Service Providin’ Aint Easy

My team has been invited into the Cisco labs in RTP to build out a type 1 vBlock and see what sort of value it provides for us as a multi-tenant cloud provider.  The process of the evaluation should be interesting, and I'll detail what we do here.  If you have any questions, please let me know and I'll pass them on to the team and try to get you an answer.

What a day.  Almost 8 straight hours of whiteboarding and we still have a list of things to get through before we actually start building out operational processes.  Working with us today were Scott Lowe and Scott Baker, part of the vSpecialist team along with Andy Sholomon and Connie Varner with the Cisco Advanced Services team.  Joining me from my team were Ronnie Frames, our Director of Network Services and Brett Impens, our Virtualization Product Manager.

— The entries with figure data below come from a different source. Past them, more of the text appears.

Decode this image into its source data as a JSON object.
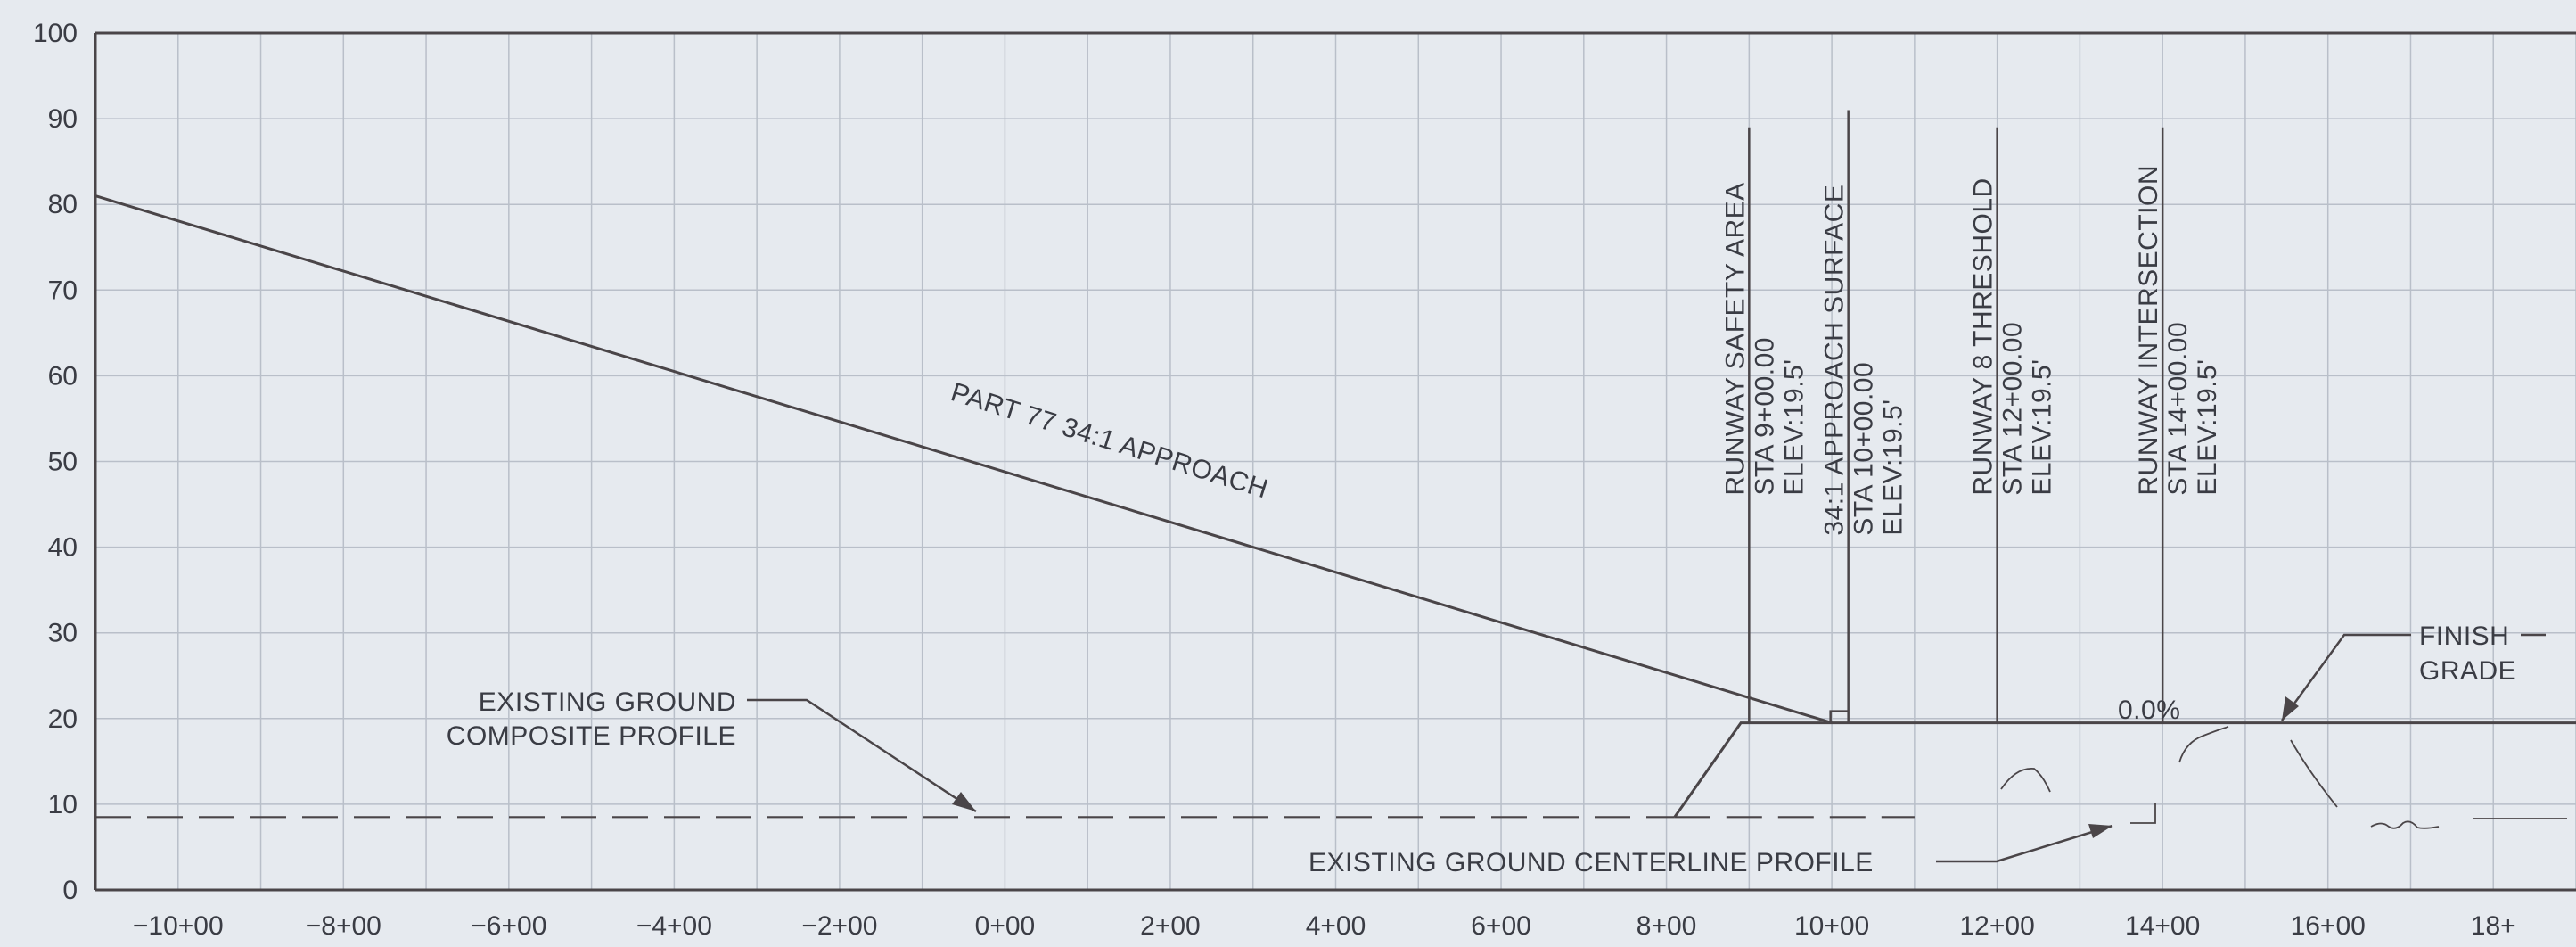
{
  "colors": {
    "background": "#e6eaef",
    "grid": "#b9bfc9",
    "line": "#4a4548",
    "text": "#3a3c44"
  },
  "chart_data": {
    "type": "line",
    "x_unit": "station (100 ft)",
    "y_unit": "elevation (ft)",
    "xlim": [
      -11,
      19
    ],
    "ylim": [
      0,
      100
    ],
    "grid": true,
    "x_tick_values": [
      -10,
      -8,
      -6,
      -4,
      -2,
      0,
      2,
      4,
      6,
      8,
      10,
      12,
      14,
      16,
      18
    ],
    "x_tick_labels": [
      "−10+00",
      "−8+00",
      "−6+00",
      "−4+00",
      "−2+00",
      "0+00",
      "2+00",
      "4+00",
      "6+00",
      "8+00",
      "10+00",
      "12+00",
      "14+00",
      "16+00",
      "18+"
    ],
    "y_ticks": [
      0,
      10,
      20,
      30,
      40,
      50,
      60,
      70,
      80,
      90,
      100
    ],
    "series": [
      {
        "key": "approach",
        "style": "solid",
        "points": [
          [
            -11,
            81
          ],
          [
            10,
            19.5
          ]
        ]
      },
      {
        "key": "finish_grade",
        "style": "solid",
        "points": [
          [
            8.1,
            8.5
          ],
          [
            8.9,
            19.5
          ],
          [
            19,
            19.5
          ]
        ]
      },
      {
        "key": "ground_composite",
        "style": "dashed",
        "points": [
          [
            -11,
            8.5
          ],
          [
            8.1,
            8.5
          ]
        ]
      },
      {
        "key": "ground_centerline",
        "style": "dashed",
        "points": [
          [
            8.1,
            8.5
          ],
          [
            11,
            8.5
          ]
        ]
      }
    ],
    "markers": [
      {
        "x": 9,
        "top": 89,
        "title": "RUNWAY SAFETY AREA",
        "sta": "STA 9+00.00",
        "elev": "ELEV:19.5'"
      },
      {
        "x": 10.2,
        "top": 91,
        "title": "34:1 APPROACH SURFACE",
        "sta": "STA 10+00.00",
        "elev": "ELEV:19.5'"
      },
      {
        "x": 12,
        "top": 89,
        "title": "RUNWAY 8 THRESHOLD",
        "sta": "STA 12+00.00",
        "elev": "ELEV:19.5'"
      },
      {
        "x": 14,
        "top": 89,
        "title": "RUNWAY INTERSECTION",
        "sta": "STA 14+00.00",
        "elev": "ELEV:19.5'"
      }
    ],
    "annotations": {
      "approach_label": "PART 77 34:1 APPROACH",
      "ground_composite_line1": "EXISTING GROUND",
      "ground_composite_line2": "COMPOSITE PROFILE",
      "ground_centerline": "EXISTING GROUND CENTERLINE PROFILE",
      "finish_grade_line1": "FINISH",
      "finish_grade_line2": "GRADE",
      "slope": "0.0%"
    }
  }
}
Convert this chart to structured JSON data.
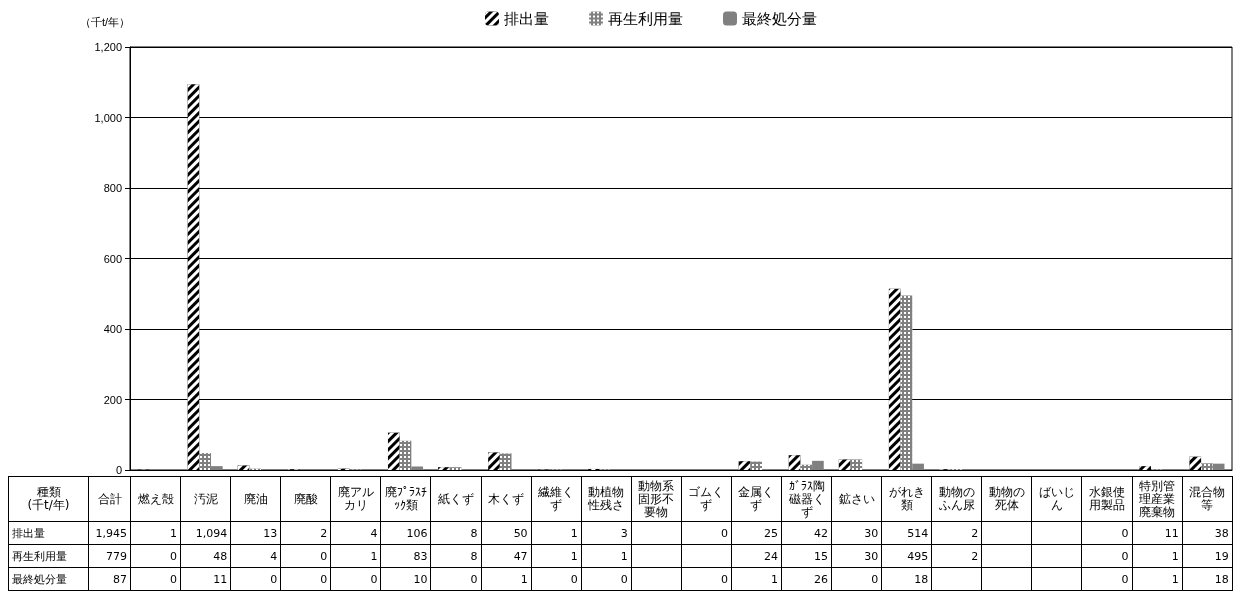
{
  "chart_data": {
    "type": "bar",
    "ylabel": "（千t/年）",
    "categories": [
      "燃え殻",
      "汚泥",
      "廃油",
      "廃酸",
      "廃アルカリ",
      "廃ﾌﾟﾗｽﾁｯｸ類",
      "紙くず",
      "木くず",
      "繊維くず",
      "動植物性残さ",
      "動物系固形不要物",
      "ゴムくず",
      "金属くず",
      "ｶﾞﾗｽ陶磁器くず",
      "鉱さい",
      "がれき類",
      "動物のふん尿",
      "動物の死体",
      "ばいじん",
      "水銀使用製品",
      "特別管理産業廃棄物",
      "混合物等"
    ],
    "series": [
      {
        "name": "排出量",
        "color": "#000000",
        "values": [
          1,
          1094,
          13,
          2,
          4,
          106,
          8,
          50,
          1,
          3,
          null,
          0,
          25,
          42,
          30,
          514,
          2,
          null,
          null,
          0,
          11,
          38
        ],
        "value_labels": [
          "1",
          "1,094",
          "13",
          "2",
          "4",
          "106",
          "8",
          "50",
          "1",
          "3",
          null,
          "0",
          "25",
          "42",
          "30",
          "514",
          "2",
          null,
          null,
          "0",
          "11",
          "38"
        ]
      },
      {
        "name": "再生利用量",
        "color": "#808080",
        "values": [
          0,
          48,
          4,
          0,
          1,
          83,
          8,
          47,
          1,
          1,
          null,
          null,
          24,
          15,
          30,
          495,
          2,
          null,
          null,
          0,
          1,
          19
        ],
        "value_labels": [
          "0",
          "48",
          "4",
          "0",
          "1",
          "83",
          "8",
          "47",
          "1",
          "1",
          null,
          null,
          "24",
          "15",
          "30",
          "495",
          "2",
          null,
          null,
          "0",
          "1",
          "19"
        ]
      },
      {
        "name": "最終処分量",
        "color": "#808080",
        "values": [
          0,
          11,
          0,
          0,
          0,
          10,
          0,
          1,
          0,
          0,
          null,
          0,
          1,
          26,
          0,
          18,
          null,
          null,
          null,
          0,
          1,
          18
        ],
        "value_labels": [
          "0",
          "11",
          "0",
          "0",
          "0",
          "10",
          "0",
          "1",
          "0",
          "0",
          null,
          "0",
          "1",
          "26",
          "0",
          "18",
          null,
          null,
          null,
          "0",
          "1",
          "18"
        ]
      }
    ],
    "ylim": [
      0,
      1200
    ],
    "yticks": [
      0,
      200,
      400,
      600,
      800,
      {
        "value": 1000,
        "label": "1,000"
      },
      {
        "value": 1200,
        "label": "1,200"
      }
    ],
    "grid": "y",
    "legend": "top right",
    "annotations": [
      "種類",
      "(千t/年)",
      "合計",
      "1,945",
      "779",
      "87"
    ]
  }
}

Discussion, theory and whiteboarding dominated the day, as it should in an engagement like this.  The general consensus from the group was that the level of complexity introduced by the multi-tenant and high growth components of our environment was going to be our biggest hurdle.  After detailing the three different physical networks and hundreds of VLANs that currently connect into each VM host, we spent a good amount of time discussing how that looks once we collapse things down to one pair of vNICs and a single Nexus 1000v dvSwitch.  At one point one of the Cisco team mentioned that they had large banking customers who felt things were too complex with 15 VLANs, and we had to laugh. 

In the end we determined that policy-based routing was going to be a key, and that we needed to push layer 3 routing into the Nexus 7000 switch layer.  Of course that domino hit others, and we ended up redoing the firewall stack upstream as well as the connections to the services-based networks downstream.  Nothing happens in a vacuum. 

While the discussions were continuing on the network side, Scott Lowe and Scott Baker dug in on the UCS blade provisioning process.  At the end of it we built a process that combined some extremely slick scripting, a couple tricks on the UCS service policies, some custom configuration on the SAN and a few PXE workarounds (not easy in a network where ANY untagged packet is immediately discarded…) which allowed us to go from putting the blade into the chassis to having a full ESX install booting from SAN in about 12 minutes.  Looking back it was pretty unbelievable, and will really put us back in the driver's seat when it comes to being able to provision customers quickly and programatically.  We always try to keep the risk of error to a minimum, and this platform really aids that effort.

Tomorrow, we really start putting rubber to the road.  With the Nexus 7000 switches built and the base of the scripting in place we only need to work on the storage provisioning/best practices before we can start building clusters.  We also have some executive meetings with the Cisco team, and both my boss and his boss will be on-site.  It should be a good day, let's see what we can get done.